Treize ans plus tard, aucune de ces mesures n'a jamais été mise en application par aucun gouvernement. Les autorités restent inactives face à cette situation qui continue de dégrader l'environnement, tout en laissant ce poison envahir les marchés, les rues et l'ensemble du territoire. Ces produits détruisent les sols, polluent les mers et menacent également la santé publique.
Dans le but de poursuivre ce plaidoyer afin d'exiger que les autorités de l'État prennent conscience de l'urgence environnementale, le Groupe d'action francophone pour l'environnement (GAFE Haïti) et Altènatiba Ayiti, qui regroupent plus d'une cinquantaine de groupes locaux répartis dans presque tous les départements du pays, se mobilisent pour dénoncer la contrebande des produits en mousse et sensibiliser la population aux menaces que ces produits représentent pour la santé publique et l'environnement.
En ce 10 juillet 2026, dans plusieurs zones du pays, les militants d'Altènatiba continuent de dénoncer l'inaction des dirigeants. Ils profitent également de cette journée pour exhorter l'État haïtien à appliquer ce décret, en vigueur depuis déjà 13 ans, tout en lui rappelant que la loi existe et qu'elle doit désormais être effectivement mise en application.
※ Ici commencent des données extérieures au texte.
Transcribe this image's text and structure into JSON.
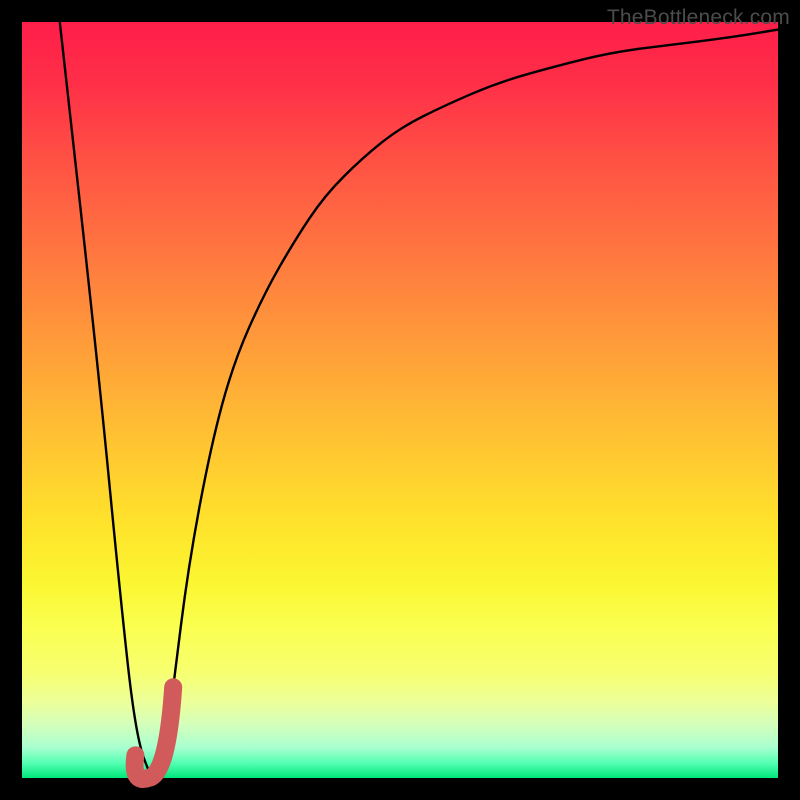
{
  "watermark": {
    "text": "TheBottleneck.com"
  },
  "colors": {
    "background_black": "#000000",
    "curve_black": "#000000",
    "marker_red": "#d15a5a"
  },
  "chart_data": {
    "type": "line",
    "title": "",
    "xlabel": "",
    "ylabel": "",
    "xlim": [
      0,
      100
    ],
    "ylim": [
      0,
      100
    ],
    "grid": false,
    "legend": false,
    "annotations": [
      {
        "text": "TheBottleneck.com",
        "position": "top-right"
      }
    ],
    "series": [
      {
        "name": "bottleneck-curve",
        "stroke": "#000000",
        "x": [
          5,
          10,
          13,
          15,
          17,
          18,
          19,
          20,
          22,
          25,
          28,
          32,
          36,
          40,
          45,
          50,
          56,
          63,
          70,
          78,
          86,
          94,
          100
        ],
        "y": [
          100,
          55,
          24,
          6,
          0,
          0,
          4,
          12,
          28,
          44,
          55,
          64,
          71,
          77,
          82,
          86,
          89,
          92,
          94,
          96,
          97,
          98,
          99
        ]
      }
    ],
    "marker": {
      "name": "selected-point-marker",
      "color": "#d15a5a",
      "shape": "J-hook",
      "approx_x_range": [
        15,
        20
      ],
      "approx_y_range": [
        0,
        12
      ]
    },
    "background_gradient": {
      "orientation": "vertical",
      "stops": [
        {
          "pos": 0.0,
          "color": "#ff1e49"
        },
        {
          "pos": 0.3,
          "color": "#ff7540"
        },
        {
          "pos": 0.66,
          "color": "#ffe22b"
        },
        {
          "pos": 0.86,
          "color": "#f7ff70"
        },
        {
          "pos": 1.0,
          "color": "#00e77a"
        }
      ]
    }
  }
}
Par ailleurs, ils ont rappelé que le présent arrêté est entré en vigueur le 1er août 2013. À l'époque, les autorités avaient affirmé qu'à partir de cette date, tout arrivage de colis contenant les objets visés par cet arrêté serait confisqué par les autorités douanières et que leurs propriétaires seraient sanctionnés.
Cette passivité de l'État témoigne de l'absence d'une réelle volonté de faire respecter l'arrêté du 10 juillet 2013 interdisant la production, l'importation, la commercialisation et l'utilisation des produits en styromousse, alors que le pays continue de subir les conséquences des déchets plastiques et du styromousse qui obstruent les ravines, les rivières et les canaux, aggravent les inondations et menacent la santé publique.
Le Mouvement national citoyen pour le climat, Altènatiba Ayiti, réaffirme sa détermination à continuer de renforcer la mobilisation citoyenne afin de défendre l'environnement et les droits des communautés.